Un saut dans l’inconnu qui n’a pas beaucoup effrayé le bonhomme. « On a fait une bonne campagne, avec une bonne équipe, détaille le premier magistrat. Et sur les premiers porte-à-porte, on s’est rendu compte du bon accueil qui nous était réservé. »

Reste que rien n’était joué, à Montfort-sur-Argens : pour prendre la suite d’Eric Audibert, maire depuis 2008, qui n’a pas souhaité poursuivre l’aventure, deux listes étaient présentées aux administrées. C’est celle de Philippe Chuyen qui l’a donc emporté.

« Le jour de l’élection, on ne sait pas où on habite. C’est invivable. » Stress, appréhension. « C’est un véritable moment de vérité », glisse-t-il. Ensuite, les premiers bulletins sont dépouillés. « J’entendais mon nom, plusieurs fois. Au bout de la première demi-heure, je sais que c’est gagné. »

Alors, « une grosse vague d’émotion » surgit. « C’est un moment magique. La candidature, c’est un peu comme une déclaration d’amour. Et là je comprends que les gens veulent de moi. »

Arbre à abattre, canalisation à trouver…

Très vite, pourtant, « le poids des responsabilités » arrive. « Énorme. » Dès le lendemain, une réunion était organisée, à la mairie. « On nous donne les clefs de la mairie, les codes des alarmes, pour l’école aussi. »

Autre bouleversement : « On m’appelle Monsieur le maire. Il faut garder la tête froide : si la responsabilité nous porte, elle peut aussi, si on ne respecte pas les gens qui croient en nous, se retrancher dans l’égocentrisme. »

Philippe Chuyen s’arme pour rester fidèle à sa campagne. Et il n’y a rien de mieux que la réalité du quotidien pour faire en sorte que l’équipe garde les pieds sur terre. « Ce qui m’a marqué, pour mes premiers pas à la mairie, c’est la somme des sujets à traiter dans l’instant. On prend une décision, puis une autre, puis 10… C’est une formation accélérée. »

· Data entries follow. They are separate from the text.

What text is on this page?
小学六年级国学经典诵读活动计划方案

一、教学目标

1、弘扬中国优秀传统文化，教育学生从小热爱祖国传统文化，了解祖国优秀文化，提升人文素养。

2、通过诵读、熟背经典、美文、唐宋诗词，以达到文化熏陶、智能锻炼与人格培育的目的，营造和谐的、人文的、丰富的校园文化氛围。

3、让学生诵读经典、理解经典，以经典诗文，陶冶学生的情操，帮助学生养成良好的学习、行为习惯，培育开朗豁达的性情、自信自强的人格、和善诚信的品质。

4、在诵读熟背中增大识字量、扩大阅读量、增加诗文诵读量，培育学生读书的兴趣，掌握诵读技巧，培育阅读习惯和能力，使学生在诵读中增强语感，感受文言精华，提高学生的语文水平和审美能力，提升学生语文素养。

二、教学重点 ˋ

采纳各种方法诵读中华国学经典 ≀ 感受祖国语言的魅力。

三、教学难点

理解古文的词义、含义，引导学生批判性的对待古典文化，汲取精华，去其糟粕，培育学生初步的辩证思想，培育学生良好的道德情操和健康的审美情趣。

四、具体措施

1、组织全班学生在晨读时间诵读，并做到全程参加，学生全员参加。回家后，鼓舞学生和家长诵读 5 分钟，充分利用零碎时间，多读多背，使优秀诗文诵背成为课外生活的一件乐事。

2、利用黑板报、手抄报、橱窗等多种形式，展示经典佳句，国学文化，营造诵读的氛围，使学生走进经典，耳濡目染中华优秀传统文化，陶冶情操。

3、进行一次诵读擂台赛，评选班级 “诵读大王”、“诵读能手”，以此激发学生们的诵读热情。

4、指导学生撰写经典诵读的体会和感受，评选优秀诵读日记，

Surviennent les incidents, celui du micocoulier, sur le bord de la D22, en face de l’Intermarché, par exemple. « Il s’est ouvert en deux, raconte le maire. On l’a découvert grâce aux agents du service technique, dont les locaux sont juste en face. On a fait expertiser l’arbre, et il faut le couper. »

Sur place, Philippe Chuyen regarde comment se déroule l’opération, pas bien compliquée, mais il veut être présent. « C’est comme quand je me gare au centre-ville, le matin, en arrivant à la mairie. On m’interpelle, on me parle. Je peux passer 30-40 minutes sur le trajet ! »

Retour en mairie. Là, trois riverains d’un petit lotissement situé sur les hauteurs du village attendent le maire. Un souci de source d’eau qui déborde, et qui s’écoule dans les jardins. « Ça cause des problèmes aux routes également », souligne l’édile, qui reçoit les administrés. Le dialogue s’engage, bienveillant : le sinistre est exceptionnel, tout le monde en convient.

« La position de la mairie, c’est qu’il faut régler le problème, sur la voie publique. Sur la voie privée, on participera, mais il faudra que les propriétaires aident. Ça doit être donnant-donnant. »

L’après-midi, un rendez-vous sur place est organisé. Le filet d’eau ininterrompu s’écoule, et les solutions techniques sont envisagées, avec les riverains, encore. Au final, ils n’auront peut-être même pas à mettre la main au portefeuille. Mais la journée du maire est loin d’être terminée. « Ces premiers jours, ça n’arrête pas. Les mails, les appels, on attend des réponses. J’ai encore du mal à déléguer, ça va se faire petit à petit… »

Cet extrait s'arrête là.